De aanwezigen groep ging dieper in op voorbeelden van resultaten waar verantwoording aanwezig was of ontbrak. Daarnaast werden voorbeelden besproken van positieve People Sustainability-initiatieven die ‘verder gaan dan het normale’.

‘Sustainability maturity’ wordt niet bepaald door bedrijfsgrootte, maar vraagt wel degelijk om investeringen

Er werd een stevige en gezonde discussie gevoerd over de vraag of er meer wetgeving moet komen om vooruitgang op het gebied van duurzaamheid te stimuleren. Het voorbeeld van genderevenwicht in besturen in Nederland werd besproken. Hoewel de meningen over quota uiteenliepen, was men het er algemeen over eens dat quota het belang van People Sustainability en de benodigde resultaten kunnen helpen stimuleren.
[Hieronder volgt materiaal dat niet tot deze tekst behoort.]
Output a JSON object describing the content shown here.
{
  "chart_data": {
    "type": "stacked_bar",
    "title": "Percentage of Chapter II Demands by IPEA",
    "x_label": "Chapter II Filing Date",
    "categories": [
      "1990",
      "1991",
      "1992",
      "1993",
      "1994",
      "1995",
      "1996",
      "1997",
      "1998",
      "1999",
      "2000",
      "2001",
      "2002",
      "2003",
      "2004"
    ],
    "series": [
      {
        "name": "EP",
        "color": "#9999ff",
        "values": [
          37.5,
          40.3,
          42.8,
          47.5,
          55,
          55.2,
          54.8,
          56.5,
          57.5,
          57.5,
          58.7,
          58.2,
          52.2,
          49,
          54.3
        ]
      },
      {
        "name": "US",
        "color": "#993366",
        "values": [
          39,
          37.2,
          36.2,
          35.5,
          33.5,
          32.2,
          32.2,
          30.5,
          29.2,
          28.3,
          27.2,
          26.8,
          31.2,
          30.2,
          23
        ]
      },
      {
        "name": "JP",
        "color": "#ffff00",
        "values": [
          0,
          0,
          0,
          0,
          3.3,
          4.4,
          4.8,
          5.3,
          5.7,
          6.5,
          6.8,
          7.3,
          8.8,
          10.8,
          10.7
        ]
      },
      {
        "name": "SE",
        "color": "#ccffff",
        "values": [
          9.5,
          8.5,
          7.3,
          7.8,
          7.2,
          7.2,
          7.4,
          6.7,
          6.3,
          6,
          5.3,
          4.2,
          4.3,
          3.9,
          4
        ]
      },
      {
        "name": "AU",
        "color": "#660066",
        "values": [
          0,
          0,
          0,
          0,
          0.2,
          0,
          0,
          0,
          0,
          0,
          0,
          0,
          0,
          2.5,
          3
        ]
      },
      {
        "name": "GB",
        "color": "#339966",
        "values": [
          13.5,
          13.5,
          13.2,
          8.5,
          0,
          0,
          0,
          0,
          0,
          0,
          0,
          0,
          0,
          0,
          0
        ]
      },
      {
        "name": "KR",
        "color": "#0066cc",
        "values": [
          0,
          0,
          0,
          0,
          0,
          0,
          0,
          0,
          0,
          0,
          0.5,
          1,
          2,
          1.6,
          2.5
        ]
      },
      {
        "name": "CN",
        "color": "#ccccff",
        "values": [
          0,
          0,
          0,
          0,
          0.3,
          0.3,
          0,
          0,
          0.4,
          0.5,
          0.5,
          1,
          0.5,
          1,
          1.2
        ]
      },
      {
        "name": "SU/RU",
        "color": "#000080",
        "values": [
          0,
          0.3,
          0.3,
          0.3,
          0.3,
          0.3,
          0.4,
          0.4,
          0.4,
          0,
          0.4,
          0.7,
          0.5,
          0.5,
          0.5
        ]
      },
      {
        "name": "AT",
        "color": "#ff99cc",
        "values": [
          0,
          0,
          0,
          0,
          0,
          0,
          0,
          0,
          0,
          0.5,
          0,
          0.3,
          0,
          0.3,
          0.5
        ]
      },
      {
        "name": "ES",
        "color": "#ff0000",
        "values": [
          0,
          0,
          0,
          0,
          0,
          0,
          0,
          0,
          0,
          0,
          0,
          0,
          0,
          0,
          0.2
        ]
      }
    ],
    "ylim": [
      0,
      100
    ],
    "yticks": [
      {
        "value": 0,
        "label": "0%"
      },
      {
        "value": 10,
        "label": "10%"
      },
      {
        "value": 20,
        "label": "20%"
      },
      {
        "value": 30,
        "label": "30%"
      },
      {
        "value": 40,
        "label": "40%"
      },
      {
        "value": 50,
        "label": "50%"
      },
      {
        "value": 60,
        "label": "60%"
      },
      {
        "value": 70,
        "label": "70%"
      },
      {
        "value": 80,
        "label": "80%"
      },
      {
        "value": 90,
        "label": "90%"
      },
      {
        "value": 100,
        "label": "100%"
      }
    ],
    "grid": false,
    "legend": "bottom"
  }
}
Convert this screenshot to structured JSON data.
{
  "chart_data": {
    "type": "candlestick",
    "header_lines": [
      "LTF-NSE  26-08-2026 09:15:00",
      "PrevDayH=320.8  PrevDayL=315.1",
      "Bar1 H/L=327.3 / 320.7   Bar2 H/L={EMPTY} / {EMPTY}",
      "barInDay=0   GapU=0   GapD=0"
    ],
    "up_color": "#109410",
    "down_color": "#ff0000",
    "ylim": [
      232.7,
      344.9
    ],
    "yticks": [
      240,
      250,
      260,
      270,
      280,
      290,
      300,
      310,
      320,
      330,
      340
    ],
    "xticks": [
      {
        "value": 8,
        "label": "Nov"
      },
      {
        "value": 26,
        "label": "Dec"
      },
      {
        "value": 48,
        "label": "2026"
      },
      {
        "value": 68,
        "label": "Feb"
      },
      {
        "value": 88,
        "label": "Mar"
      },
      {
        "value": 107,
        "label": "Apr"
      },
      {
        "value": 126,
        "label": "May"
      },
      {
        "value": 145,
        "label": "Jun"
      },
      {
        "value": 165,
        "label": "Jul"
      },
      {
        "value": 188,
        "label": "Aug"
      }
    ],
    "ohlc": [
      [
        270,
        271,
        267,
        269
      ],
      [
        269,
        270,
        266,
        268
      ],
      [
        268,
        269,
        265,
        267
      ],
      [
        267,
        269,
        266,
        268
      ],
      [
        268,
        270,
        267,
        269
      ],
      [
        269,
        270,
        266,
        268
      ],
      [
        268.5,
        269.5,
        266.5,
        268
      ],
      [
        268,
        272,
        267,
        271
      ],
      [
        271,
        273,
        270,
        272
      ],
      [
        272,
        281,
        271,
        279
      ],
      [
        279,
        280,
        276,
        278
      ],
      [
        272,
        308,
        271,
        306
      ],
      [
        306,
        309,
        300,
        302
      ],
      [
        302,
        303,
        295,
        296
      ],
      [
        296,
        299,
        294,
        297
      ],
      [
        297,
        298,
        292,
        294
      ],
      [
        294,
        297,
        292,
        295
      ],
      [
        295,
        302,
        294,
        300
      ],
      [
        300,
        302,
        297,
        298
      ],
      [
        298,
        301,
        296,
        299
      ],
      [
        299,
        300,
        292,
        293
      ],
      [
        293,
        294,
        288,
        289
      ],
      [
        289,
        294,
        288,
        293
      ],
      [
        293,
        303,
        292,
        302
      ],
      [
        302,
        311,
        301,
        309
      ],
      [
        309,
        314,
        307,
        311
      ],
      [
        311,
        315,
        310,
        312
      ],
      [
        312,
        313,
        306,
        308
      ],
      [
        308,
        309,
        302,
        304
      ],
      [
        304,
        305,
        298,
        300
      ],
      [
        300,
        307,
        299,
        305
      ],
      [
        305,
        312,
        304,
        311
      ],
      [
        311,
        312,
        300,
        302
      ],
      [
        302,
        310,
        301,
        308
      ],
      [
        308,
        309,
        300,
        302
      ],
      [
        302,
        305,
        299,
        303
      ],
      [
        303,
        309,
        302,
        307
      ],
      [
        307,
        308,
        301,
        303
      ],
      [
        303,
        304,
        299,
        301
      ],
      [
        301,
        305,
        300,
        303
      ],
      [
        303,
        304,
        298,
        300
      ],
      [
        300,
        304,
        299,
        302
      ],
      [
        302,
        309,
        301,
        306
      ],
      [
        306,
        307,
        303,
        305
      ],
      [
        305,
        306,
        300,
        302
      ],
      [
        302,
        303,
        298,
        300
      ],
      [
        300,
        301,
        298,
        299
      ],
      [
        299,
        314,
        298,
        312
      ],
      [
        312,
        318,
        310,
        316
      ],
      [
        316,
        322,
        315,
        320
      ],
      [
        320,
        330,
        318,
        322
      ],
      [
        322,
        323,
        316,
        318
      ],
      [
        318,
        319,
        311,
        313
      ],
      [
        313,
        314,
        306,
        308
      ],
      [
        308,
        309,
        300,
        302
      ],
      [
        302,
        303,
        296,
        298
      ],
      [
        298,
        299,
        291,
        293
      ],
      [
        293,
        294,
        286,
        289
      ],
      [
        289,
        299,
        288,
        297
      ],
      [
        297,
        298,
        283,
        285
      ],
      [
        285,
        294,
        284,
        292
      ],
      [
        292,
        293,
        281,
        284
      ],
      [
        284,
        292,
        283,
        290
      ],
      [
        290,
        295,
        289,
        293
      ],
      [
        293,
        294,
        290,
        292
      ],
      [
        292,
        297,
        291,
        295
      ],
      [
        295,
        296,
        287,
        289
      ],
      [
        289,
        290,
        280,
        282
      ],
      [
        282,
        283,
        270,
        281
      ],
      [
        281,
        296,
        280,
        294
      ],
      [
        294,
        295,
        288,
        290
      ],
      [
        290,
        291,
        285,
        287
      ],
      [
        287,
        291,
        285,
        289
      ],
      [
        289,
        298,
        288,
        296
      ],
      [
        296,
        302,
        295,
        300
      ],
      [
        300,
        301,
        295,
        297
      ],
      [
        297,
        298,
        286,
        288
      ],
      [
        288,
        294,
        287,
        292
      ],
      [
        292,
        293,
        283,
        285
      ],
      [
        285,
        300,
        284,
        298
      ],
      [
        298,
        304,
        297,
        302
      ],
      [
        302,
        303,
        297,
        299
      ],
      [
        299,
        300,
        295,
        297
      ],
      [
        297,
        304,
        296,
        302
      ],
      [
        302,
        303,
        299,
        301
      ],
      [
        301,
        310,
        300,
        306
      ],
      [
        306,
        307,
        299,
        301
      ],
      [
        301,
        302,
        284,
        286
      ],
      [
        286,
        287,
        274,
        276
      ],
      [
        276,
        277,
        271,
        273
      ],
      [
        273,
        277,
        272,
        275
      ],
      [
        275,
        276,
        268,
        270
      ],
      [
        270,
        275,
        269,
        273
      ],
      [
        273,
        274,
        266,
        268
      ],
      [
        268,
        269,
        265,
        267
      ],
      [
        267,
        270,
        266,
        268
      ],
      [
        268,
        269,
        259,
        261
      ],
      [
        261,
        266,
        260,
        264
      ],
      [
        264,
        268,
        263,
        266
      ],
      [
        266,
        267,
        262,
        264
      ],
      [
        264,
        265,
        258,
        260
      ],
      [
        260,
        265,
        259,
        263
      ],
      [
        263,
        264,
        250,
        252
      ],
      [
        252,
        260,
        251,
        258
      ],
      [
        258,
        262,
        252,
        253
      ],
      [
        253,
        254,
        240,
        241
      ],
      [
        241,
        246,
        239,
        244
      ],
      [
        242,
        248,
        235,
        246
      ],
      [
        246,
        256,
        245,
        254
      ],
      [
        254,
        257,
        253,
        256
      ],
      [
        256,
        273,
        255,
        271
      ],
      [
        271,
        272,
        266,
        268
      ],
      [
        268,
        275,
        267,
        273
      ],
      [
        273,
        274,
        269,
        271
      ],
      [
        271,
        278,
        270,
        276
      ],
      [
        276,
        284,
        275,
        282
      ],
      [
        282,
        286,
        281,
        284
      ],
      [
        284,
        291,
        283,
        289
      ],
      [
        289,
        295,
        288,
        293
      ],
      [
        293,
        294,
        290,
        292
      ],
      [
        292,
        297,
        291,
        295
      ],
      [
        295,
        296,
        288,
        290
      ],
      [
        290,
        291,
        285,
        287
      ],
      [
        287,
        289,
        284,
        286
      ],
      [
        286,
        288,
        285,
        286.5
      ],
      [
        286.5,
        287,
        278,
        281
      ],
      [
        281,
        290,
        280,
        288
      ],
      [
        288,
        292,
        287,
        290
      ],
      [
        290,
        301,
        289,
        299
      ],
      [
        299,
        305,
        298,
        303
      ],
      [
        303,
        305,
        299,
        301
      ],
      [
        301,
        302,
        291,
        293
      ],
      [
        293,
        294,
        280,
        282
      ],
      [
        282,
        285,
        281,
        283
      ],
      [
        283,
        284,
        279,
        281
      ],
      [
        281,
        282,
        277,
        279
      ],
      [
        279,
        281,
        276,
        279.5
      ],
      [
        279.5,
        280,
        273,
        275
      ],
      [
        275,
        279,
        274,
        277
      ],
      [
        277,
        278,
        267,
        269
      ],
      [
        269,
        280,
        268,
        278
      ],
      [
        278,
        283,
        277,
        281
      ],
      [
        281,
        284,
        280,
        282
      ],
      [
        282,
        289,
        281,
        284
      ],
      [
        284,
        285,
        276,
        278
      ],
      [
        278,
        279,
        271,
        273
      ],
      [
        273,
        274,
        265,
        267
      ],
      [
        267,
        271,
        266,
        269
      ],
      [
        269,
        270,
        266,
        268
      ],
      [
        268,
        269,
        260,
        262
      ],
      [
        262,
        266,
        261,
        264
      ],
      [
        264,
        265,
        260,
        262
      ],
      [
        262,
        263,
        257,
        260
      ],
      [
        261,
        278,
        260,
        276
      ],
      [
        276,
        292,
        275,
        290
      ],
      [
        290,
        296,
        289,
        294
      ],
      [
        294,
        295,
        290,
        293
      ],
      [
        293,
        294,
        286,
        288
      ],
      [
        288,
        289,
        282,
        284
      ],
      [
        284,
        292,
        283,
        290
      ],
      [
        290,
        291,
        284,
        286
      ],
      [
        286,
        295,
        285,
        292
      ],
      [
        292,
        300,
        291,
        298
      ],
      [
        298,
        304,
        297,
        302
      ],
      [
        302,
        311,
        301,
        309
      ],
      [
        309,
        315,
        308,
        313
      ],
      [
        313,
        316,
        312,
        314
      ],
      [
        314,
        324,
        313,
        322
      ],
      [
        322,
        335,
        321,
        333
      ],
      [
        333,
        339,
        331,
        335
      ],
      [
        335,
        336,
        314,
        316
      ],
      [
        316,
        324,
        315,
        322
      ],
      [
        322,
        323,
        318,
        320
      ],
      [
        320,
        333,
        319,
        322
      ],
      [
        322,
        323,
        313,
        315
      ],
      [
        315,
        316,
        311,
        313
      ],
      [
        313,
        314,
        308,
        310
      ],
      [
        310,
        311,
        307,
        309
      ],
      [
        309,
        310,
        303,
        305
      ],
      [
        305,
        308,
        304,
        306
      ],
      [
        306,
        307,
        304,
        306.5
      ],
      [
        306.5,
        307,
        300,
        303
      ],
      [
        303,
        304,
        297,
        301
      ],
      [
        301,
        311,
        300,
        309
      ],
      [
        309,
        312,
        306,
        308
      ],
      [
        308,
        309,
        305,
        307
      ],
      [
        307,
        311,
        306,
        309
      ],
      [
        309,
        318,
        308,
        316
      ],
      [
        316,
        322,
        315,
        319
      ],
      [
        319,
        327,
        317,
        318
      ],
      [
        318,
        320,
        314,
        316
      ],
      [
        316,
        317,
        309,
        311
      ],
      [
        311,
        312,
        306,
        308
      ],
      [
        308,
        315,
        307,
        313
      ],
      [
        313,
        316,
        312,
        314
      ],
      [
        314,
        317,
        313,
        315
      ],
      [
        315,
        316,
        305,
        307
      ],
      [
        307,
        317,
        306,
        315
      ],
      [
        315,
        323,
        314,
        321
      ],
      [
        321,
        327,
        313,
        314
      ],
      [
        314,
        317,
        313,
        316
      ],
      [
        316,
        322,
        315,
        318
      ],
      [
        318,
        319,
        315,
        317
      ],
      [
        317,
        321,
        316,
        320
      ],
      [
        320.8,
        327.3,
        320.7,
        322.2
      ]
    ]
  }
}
De aanname dat een bedrijfsbrede focus op duurzaamheid alleen is weggelegd voor large en listed companies’’ werd al snel verworpen. ‘Sustainability maturity’ wordt niet bepaald door bedrijfsgrootte, hoewel men het erover eens was dat het wel degelijk vraagt om investeringen die niet alle bedrijven kunnen dragen.

Duurzaamheid doen

Deels besteden dergelijke bedrijven aandacht aan PPP/ESG-vraagstukken uit risico-overwegingen. Ze zien in dat als ze iets doen wat stakeholders zoals consumenten, NGO’s en beleggers niet zint, ze gevaar lopen hun ‘license to operate’ kwijt te raken. Dat ze er dus goed aan doen te letten op waardecreatie op lange termijn.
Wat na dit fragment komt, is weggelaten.